Celulares y líderes sociales
Un país que ha perdido su rumbo, que no tiene una institucionalidad que cumpla los presupuestos constitucionales y legales, un país al garete sin proyección, sin futuro y sin posibilidades de reencontrar el camino hacia la autoridad y hacia ese sueño que cada día se diluye y se enrarece más, como lo es la PAZ, sigue generando controversias y nos precipita a la hecatombe total.
Ya lo había sostenido la mediocre actitud de quien fungía como Ministra del Interior, al sostener que el proceso de paz, era un proceso semifallido, frente a los comportamientos que desde el inicio de la actual gobernabilidad presidencial se ha pretendido cambiar, modificar y entorpecer el proceso de negociación y consolidación de los Acuerdos de la Habana, y quien pasa a ser designada a la Consejería de los Derechos Humanos, tiene un ingrediente aún más demoníaco y casi que absorbente frente a la realidad nacional, cuando las políticas institucionales en tal sentido, se cuestionan a nivel mundial por la ONU, como acaba de suceder en estos días con el informe sobre violación de los Derechos Humanos en Colombia.
Y de contera, en reemplazo en dicho Ministerio, otra mujer ha venido a sostener y se ha ratificado sin poder justificar sus bajos argumentos, que no se deben alarmar las comunidades colombianas, cuando la muerte por robo de celulares es superior e inmensamente más grande, frente a la muerte de líderes sociales.
Querer conjurar la desidia estatal de protección ciudadana, con ese proceso histórico que ha vivido el pueblo colombiano, solo es posible entenderlo, cuando se desconocen los movimientos sociales y la trascendencia del entorno en el que actualmente nos desenvolvemos. La sociedad colombiana ha vivido bajo el imperio de la impunidad, el crimen ha sido la constante, no solo el delito común, sino que se ha incrementado el delito de cuello blanco, y todo, bajo la égida de la corrupción, de la malversación de los recursos del Estado, y sobre todo, con la premisa de “tapen, tapen, tapen”, hasta pretender silenciar y ocultar el desmoronamiento integral del Estado, como el que estamos viviendo, con el apoyo inocultable del sistema judicial.

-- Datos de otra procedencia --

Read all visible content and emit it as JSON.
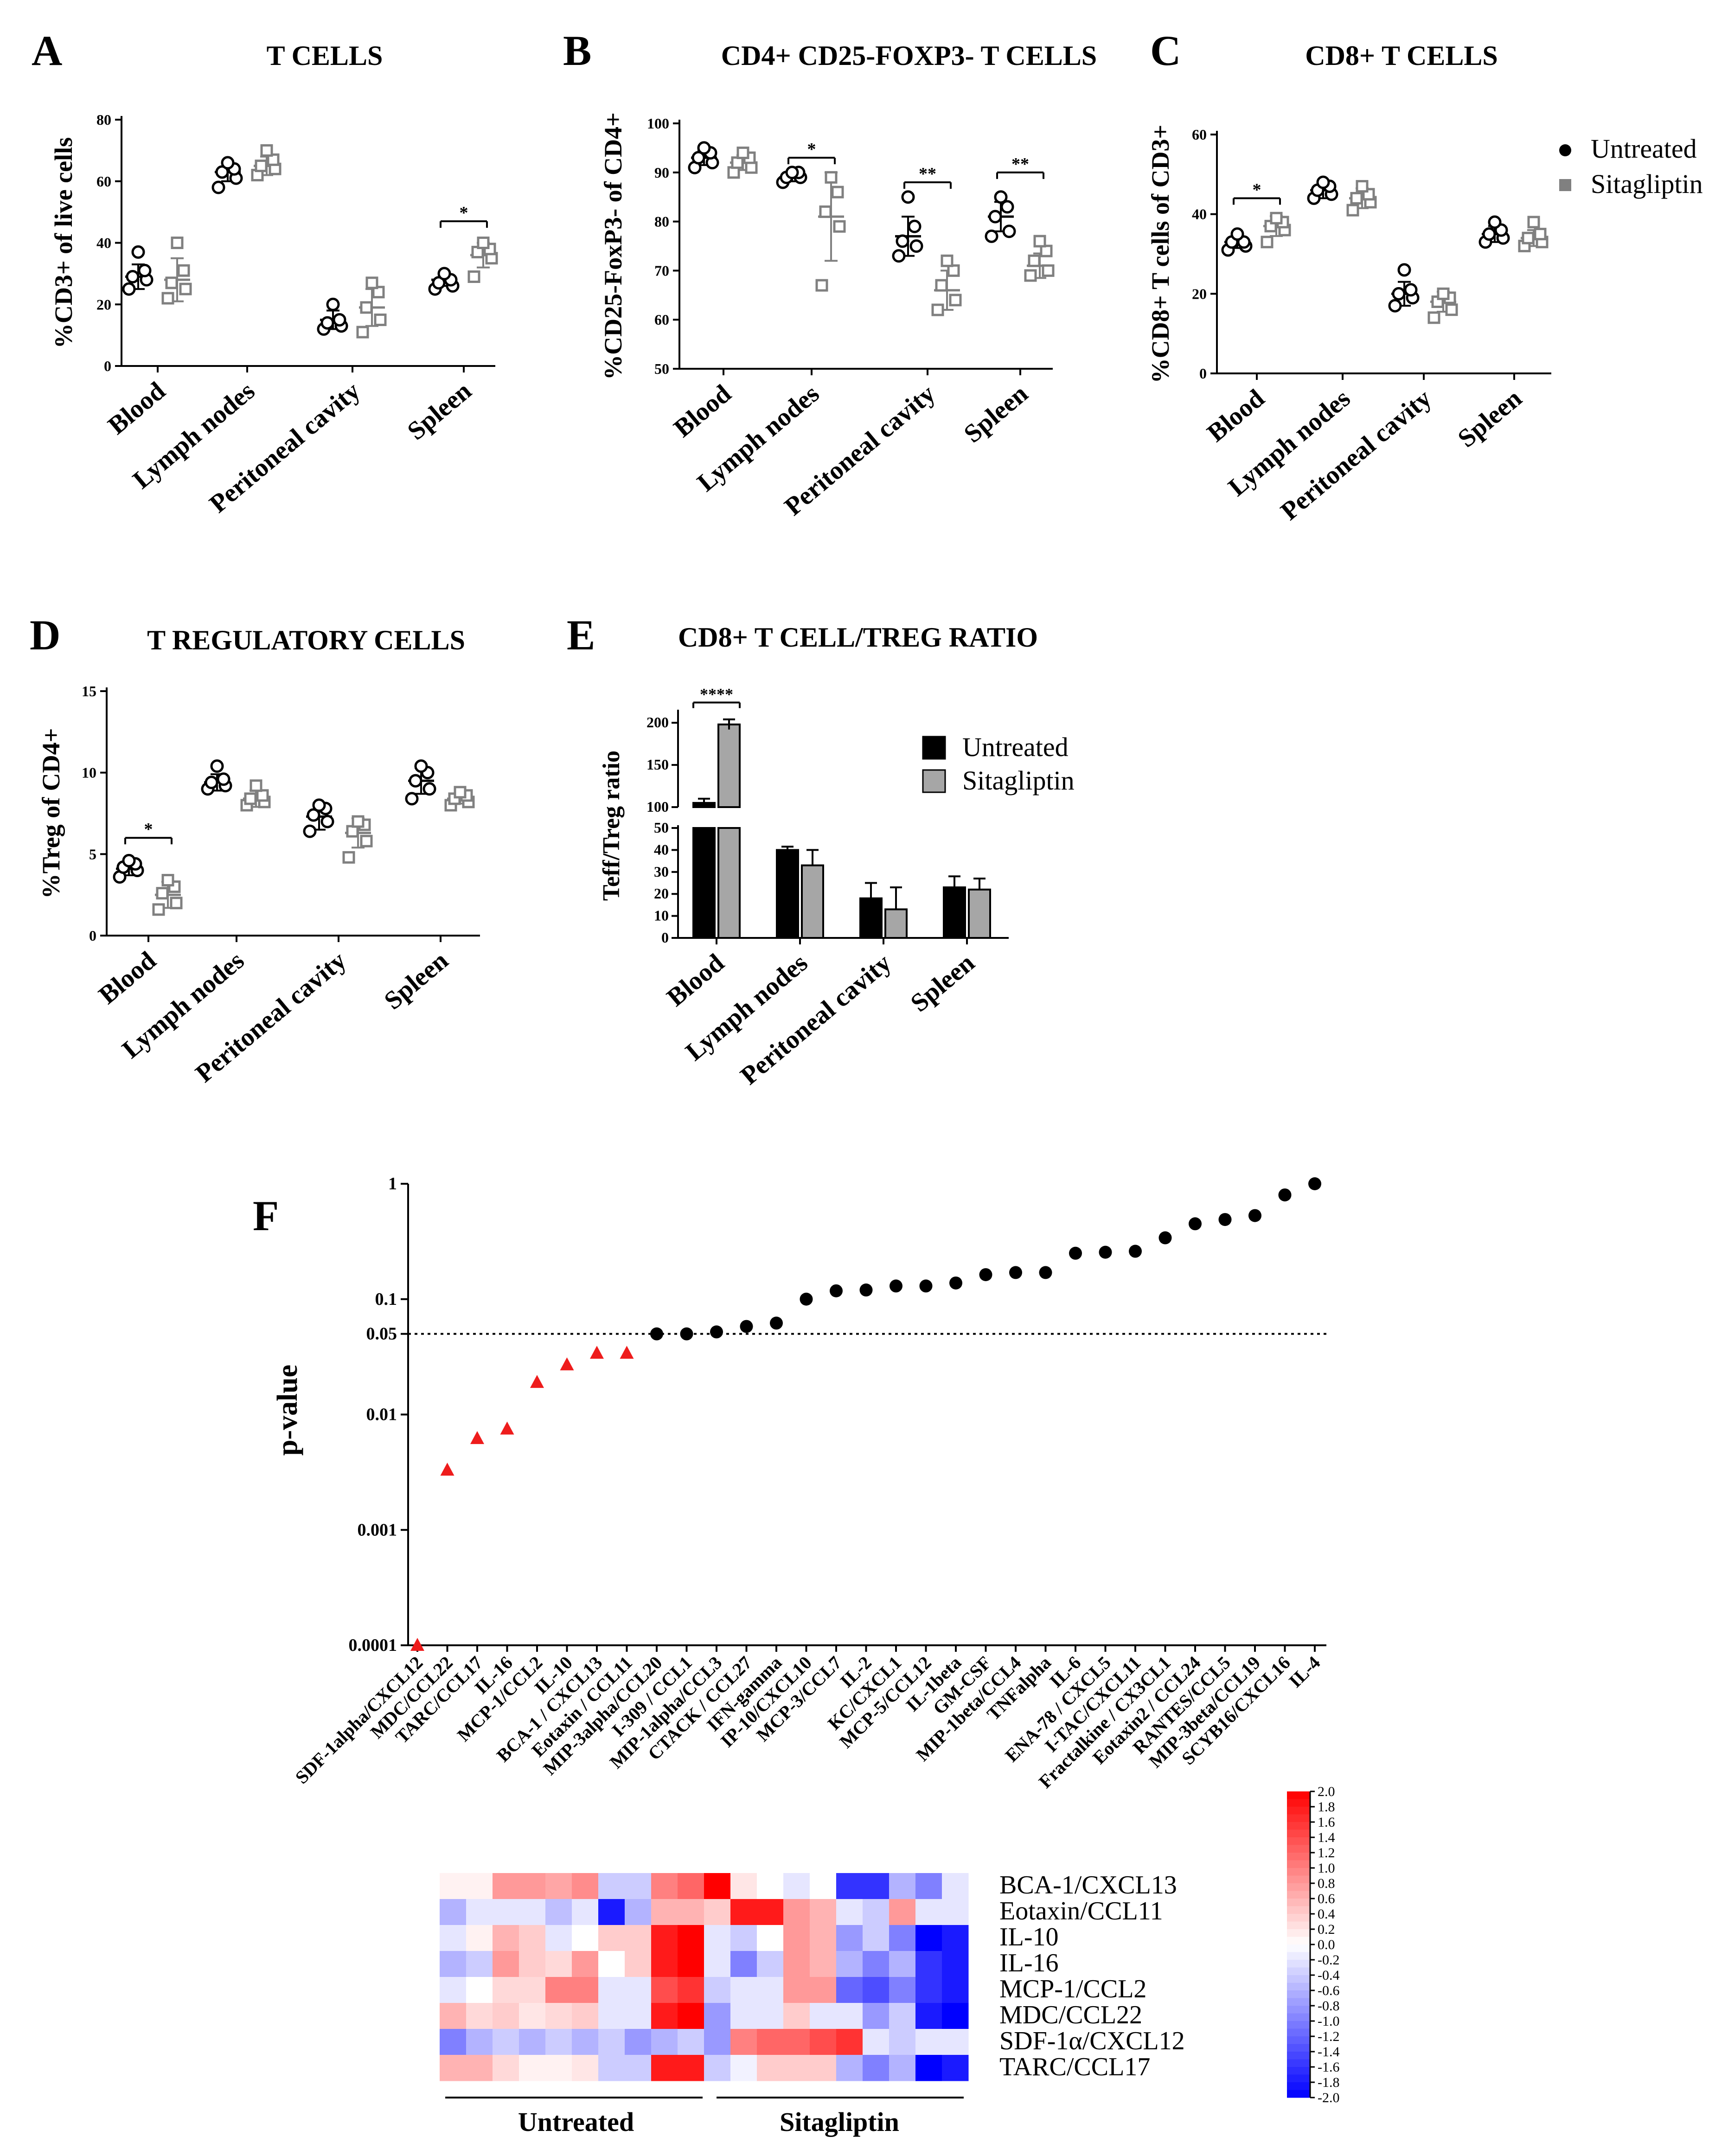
{
  "panels": {
    "A": {
      "letter": "A",
      "title": "T CELLS",
      "ylabel": "%CD3+ of live cells",
      "ylim": [
        0,
        80
      ],
      "yticks": [
        0,
        20,
        40,
        60,
        80
      ],
      "categories": [
        "Blood",
        "Lymph nodes",
        "Peritoneal cavity",
        "Spleen"
      ],
      "untreated": {
        "points": [
          [
            25,
            28,
            29,
            31,
            37
          ],
          [
            58,
            61,
            63,
            64,
            66
          ],
          [
            12,
            13,
            14,
            15,
            20
          ]
        ],
        "mean": [
          29,
          63,
          15
        ],
        "sd": [
          4,
          3,
          3
        ]
      },
      "sitagliptin": {
        "points": [
          [
            22,
            25,
            27,
            31,
            40
          ],
          [
            62,
            64,
            65,
            67,
            70
          ],
          [
            11,
            15,
            19,
            24,
            27
          ]
        ],
        "mean": [
          28,
          65,
          19
        ],
        "sd": [
          7,
          3,
          6
        ]
      },
      "spleen": {
        "untreated": [
          25,
          26,
          27,
          28,
          30
        ],
        "untreated_mean": 28,
        "untreated_sd": 2,
        "sitagliptin": [
          29,
          35,
          37,
          38,
          40
        ],
        "sitagliptin_mean": 36,
        "sitagliptin_sd": 4
      },
      "sig": [
        {
          "cat": 3,
          "label": "*",
          "y": 47
        }
      ]
    },
    "B": {
      "letter": "B",
      "title": "CD4+ CD25-FOXP3- T CELLS",
      "ylabel": "%CD25-FoxP3- of CD4+",
      "ylim": [
        50,
        100
      ],
      "yticks": [
        50,
        60,
        70,
        80,
        90,
        100
      ],
      "categories": [
        "Blood",
        "Lymph nodes",
        "Peritoneal cavity",
        "Spleen"
      ],
      "untreated": {
        "points": [
          [
            91,
            92,
            93,
            94,
            95
          ],
          [
            88,
            89,
            89,
            90,
            90
          ],
          [
            73,
            75,
            76,
            79,
            85
          ],
          [
            77,
            78,
            81,
            83,
            85
          ]
        ],
        "mean": [
          93,
          89,
          77,
          81
        ],
        "sd": [
          1.5,
          0.8,
          4,
          3
        ]
      },
      "sitagliptin": {
        "points": [
          [
            90,
            91,
            92,
            93,
            94
          ],
          [
            67,
            79,
            82,
            86,
            89
          ],
          [
            62,
            64,
            67,
            70,
            72
          ],
          [
            69,
            70,
            72,
            74,
            76
          ]
        ],
        "mean": [
          92,
          81,
          66,
          71
        ],
        "sd": [
          1.5,
          9,
          4,
          2.5
        ]
      },
      "sig": [
        {
          "cat": 1,
          "label": "*",
          "y": 93
        },
        {
          "cat": 2,
          "label": "**",
          "y": 88
        },
        {
          "cat": 3,
          "label": "**",
          "y": 90
        }
      ]
    },
    "C": {
      "letter": "C",
      "title": "CD8+ T CELLS",
      "ylabel": "%CD8+ T cells of CD3+",
      "ylim": [
        0,
        60
      ],
      "yticks": [
        0,
        20,
        40,
        60
      ],
      "categories": [
        "Blood",
        "Lymph nodes",
        "Peritoneal cavity",
        "Spleen"
      ],
      "untreated": {
        "points": [
          [
            31,
            32,
            33,
            33,
            35
          ],
          [
            44,
            45,
            46,
            47,
            48
          ],
          [
            17,
            19,
            20,
            21,
            26
          ],
          [
            33,
            34,
            35,
            36,
            38
          ]
        ],
        "mean": [
          33,
          46,
          20,
          35
        ],
        "sd": [
          1.5,
          2,
          3,
          2
        ]
      },
      "sitagliptin": {
        "points": [
          [
            33,
            36,
            37,
            38,
            39
          ],
          [
            41,
            43,
            44,
            45,
            47
          ],
          [
            14,
            16,
            18,
            19,
            20
          ],
          [
            32,
            33,
            34,
            35,
            38
          ]
        ],
        "mean": [
          37,
          44,
          18,
          34
        ],
        "sd": [
          2.5,
          2.5,
          2.5,
          2
        ]
      },
      "sig": [
        {
          "cat": 0,
          "label": "*",
          "y": 44
        }
      ]
    },
    "D": {
      "letter": "D",
      "title": "T REGULATORY CELLS",
      "ylabel": "%Treg of CD4+",
      "ylim": [
        0,
        15
      ],
      "yticks": [
        0,
        5,
        10,
        15
      ],
      "categories": [
        "Blood",
        "Lymph nodes",
        "Peritoneal cavity",
        "Spleen"
      ],
      "untreated": {
        "points": [
          [
            3.6,
            4.0,
            4.2,
            4.4,
            4.6
          ],
          [
            9.0,
            9.2,
            9.4,
            9.6,
            10.4
          ],
          [
            6.4,
            7.0,
            7.4,
            7.8,
            8.0
          ],
          [
            8.4,
            9.0,
            9.5,
            10.0,
            10.4
          ]
        ],
        "mean": [
          4.1,
          9.4,
          7.3,
          9.5
        ],
        "sd": [
          0.4,
          0.5,
          0.8,
          0.8
        ]
      },
      "sitagliptin": {
        "points": [
          [
            1.6,
            2.0,
            2.6,
            3.0,
            3.4
          ],
          [
            8.0,
            8.2,
            8.4,
            8.6,
            9.2
          ],
          [
            4.8,
            5.8,
            6.4,
            6.8,
            7.0
          ],
          [
            8.0,
            8.2,
            8.4,
            8.6,
            8.8
          ]
        ],
        "mean": [
          2.5,
          8.4,
          6.3,
          8.4
        ],
        "sd": [
          0.8,
          0.5,
          0.9,
          0.3
        ]
      },
      "sig": [
        {
          "cat": 0,
          "label": "*",
          "y": 6
        }
      ]
    },
    "E": {
      "letter": "E",
      "title": "CD8+ T CELL/TREG RATIO",
      "ylabel": "Teff/Treg ratio",
      "yticks_low": [
        0,
        10,
        20,
        30,
        40,
        50
      ],
      "yticks_high": [
        100,
        150,
        200
      ],
      "categories": [
        "Blood",
        "Lymph nodes",
        "Peritoneal cavity",
        "Spleen"
      ],
      "untreated": {
        "values": [
          105,
          40,
          18,
          23
        ],
        "err": [
          5,
          1.5,
          7,
          5
        ]
      },
      "sitagliptin": {
        "values": [
          198,
          33,
          13,
          22
        ],
        "err": [
          6,
          7,
          10,
          5
        ]
      },
      "sig": [
        {
          "cat": 0,
          "label": "****"
        }
      ]
    }
  },
  "legend_top": {
    "untreated": "Untreated",
    "sitagliptin": "Sitagliptin"
  },
  "legend_E": {
    "untreated": "Untreated",
    "sitagliptin": "Sitagliptin"
  },
  "chart_data": {
    "type": "scatter",
    "letter": "F",
    "title": "",
    "xlabel": "",
    "ylabel": "p-value",
    "yscale": "log",
    "ylim": [
      0.0001,
      1
    ],
    "yticks": [
      "0.0001",
      "0.001",
      "0.01",
      "0.05",
      "0.1",
      "1"
    ],
    "threshold": 0.05,
    "categories": [
      "SDF-1alpha/CXCL12",
      "MDC/CCL22",
      "TARC/CCL17",
      "IL-16",
      "MCP-1/CCL2",
      "IL-10",
      "BCA-1 / CXCL13",
      "Eotaxin / CCL11",
      "MIP-3alpha/CCL20",
      "I-309 / CCL1",
      "MIP-1alpha/CCL3",
      "CTACK / CCL27",
      "IFN-gamma",
      "IP-10/CXCL10",
      "MCP-3/CCL7",
      "IL-2",
      "KC/CXCL1",
      "MCP-5/CCL12",
      "IL-1beta",
      "GM-CSF",
      "MIP-1beta/CCL4",
      "TNFalpha",
      "IL-6",
      "ENA-78 / CXCL5",
      "I-TAC/CXCL11",
      "Fractalkine / CX3CL1",
      "Eotaxin2 / CCL24",
      "RANTES/CCL5",
      "MIP-3beta/CCL19",
      "SCYB16/CXCL16",
      "IL-4"
    ],
    "values": [
      0.0001,
      0.0033,
      0.0062,
      0.0075,
      0.019,
      0.027,
      0.034,
      0.034,
      0.05,
      0.05,
      0.052,
      0.058,
      0.062,
      0.1,
      0.118,
      0.12,
      0.13,
      0.13,
      0.138,
      0.163,
      0.17,
      0.17,
      0.25,
      0.255,
      0.26,
      0.34,
      0.45,
      0.49,
      0.53,
      0.8,
      1.0
    ],
    "significant_count": 8
  },
  "heatmap": {
    "rows": [
      "BCA-1/CXCL13",
      "Eotaxin/CCL11",
      "IL-10",
      "IL-16",
      "MCP-1/CCL2",
      "MDC/CCL22",
      "SDF-1α/CXCL12",
      "TARC/CCL17"
    ],
    "groups": [
      "Untreated",
      "Sitagliptin"
    ],
    "values": [
      [
        0.1,
        0.1,
        0.8,
        0.8,
        0.7,
        0.9,
        -0.4,
        -0.4,
        1.0,
        1.2,
        2.0,
        0.2,
        0.0,
        -0.2,
        0.0,
        -1.6,
        -1.6,
        -0.6,
        -1.0,
        -0.2
      ],
      [
        -0.6,
        -0.2,
        -0.2,
        -0.2,
        -0.5,
        -0.2,
        -1.8,
        -0.6,
        0.6,
        0.6,
        0.4,
        1.8,
        1.8,
        0.8,
        0.6,
        -0.2,
        -0.4,
        0.8,
        -0.2,
        -0.2
      ],
      [
        -0.2,
        0.1,
        0.6,
        0.4,
        -0.2,
        0.0,
        0.4,
        0.4,
        1.8,
        2.0,
        -0.2,
        -0.4,
        0.0,
        0.8,
        0.6,
        -0.8,
        -0.4,
        -1.0,
        -2.0,
        -1.8
      ],
      [
        -0.6,
        -0.4,
        0.8,
        0.4,
        0.3,
        0.8,
        0.0,
        0.4,
        1.8,
        2.0,
        -0.2,
        -1.0,
        -0.4,
        0.8,
        0.6,
        -0.6,
        -1.0,
        -0.6,
        -1.6,
        -1.8
      ],
      [
        -0.2,
        0.0,
        0.3,
        0.3,
        1.0,
        1.0,
        -0.2,
        -0.2,
        1.4,
        1.6,
        -0.4,
        -0.2,
        -0.2,
        0.8,
        0.8,
        -1.2,
        -1.4,
        -1.0,
        -1.6,
        -1.8
      ],
      [
        0.6,
        0.3,
        0.4,
        0.2,
        0.3,
        0.4,
        -0.2,
        -0.2,
        1.8,
        2.0,
        -0.8,
        -0.2,
        -0.2,
        0.4,
        -0.2,
        -0.2,
        -0.8,
        -0.4,
        -1.8,
        -2.0
      ],
      [
        -1.0,
        -0.6,
        -0.4,
        -0.6,
        -0.4,
        -0.6,
        -0.4,
        -0.8,
        -0.6,
        -0.4,
        -0.8,
        1.0,
        1.2,
        1.2,
        1.4,
        1.6,
        -0.2,
        -0.4,
        -0.2,
        -0.2
      ],
      [
        0.6,
        0.6,
        0.3,
        0.1,
        0.1,
        0.2,
        -0.4,
        -0.4,
        1.8,
        1.8,
        -0.4,
        -0.1,
        0.4,
        0.4,
        0.4,
        -0.6,
        -1.0,
        -0.6,
        -2.0,
        -1.8
      ]
    ],
    "scale_ticks": [
      "2.0",
      "1.8",
      "1.6",
      "1.4",
      "1.2",
      "1.0",
      "0.8",
      "0.6",
      "0.4",
      "0.2",
      "0.0",
      "-0.2",
      "-0.4",
      "-0.6",
      "-0.8",
      "-1.0",
      "-1.2",
      "-1.4",
      "-1.6",
      "-1.8",
      "-2.0"
    ]
  },
  "colors": {
    "untreated": "#000000",
    "sitagliptin": "#808080",
    "significant": "#ee1c1c",
    "bar_untreated": "#000000",
    "bar_sitagliptin": "#a6a6a6"
  }
}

Hoy en día, seguimos replicando el agravante que dio lugar a la reforma procesal penal, e incluso de la estructura de la misma Fiscalía General de la Nación, cuando siguiendo las directrices del coloso del norte, se implementó la figura del sistema acusatorio y se estructuró todo un proceso de negociación del Estado con los delincuentes, hasta el punto de que esta cultura, ha terminado por desbarajustar por completo, la esencia de una política criminal que mal que bien, lentamente se adelantaba entre pocas condenas, muchas prescripciones y se adornaba el peso de la impunidad como un fenómeno de ausencia de capacidad del Estado, por encarar el delito como tal.
Los procesos garantistas, han sido tergiversados para proteger al delincuente, para proteger la violación de la ley, y generalmente, para que sigamos con índices de criminalidad tan grandes que superan fácilmente el 98% de los casos a los que la justicia se sustrae de su efectividad y quedan por completo en los anaqueles de la historia, como un registro histórico que nunca buscamos remediar.
La muerte de líderes sociales no puede tasarse con la criminalidad en general, es parte de un proceso aparte, donde la supuesta democracia se arropa con la arrogancia de la fuerza, para complacerse con los procedimientos que ya vienen desde adentro mismo de los procesos de gobernabilidad que mucho dolor y tragedia han causado en lo profundo de nuestra sociedad, como lo es el caso de los falsos positivos, de las ejecuciones extrajudiciales por parte de fuerzas que en complicidad con unos y otros, han sido el gran derrotero de nuestra seguridad ciudadana, de nuestros mecanismos protegidos por el Estado, para la seguridad privada o para agenciar, el imperio del más fuerte, no sobre el más débil, sino sobre el más indefenso.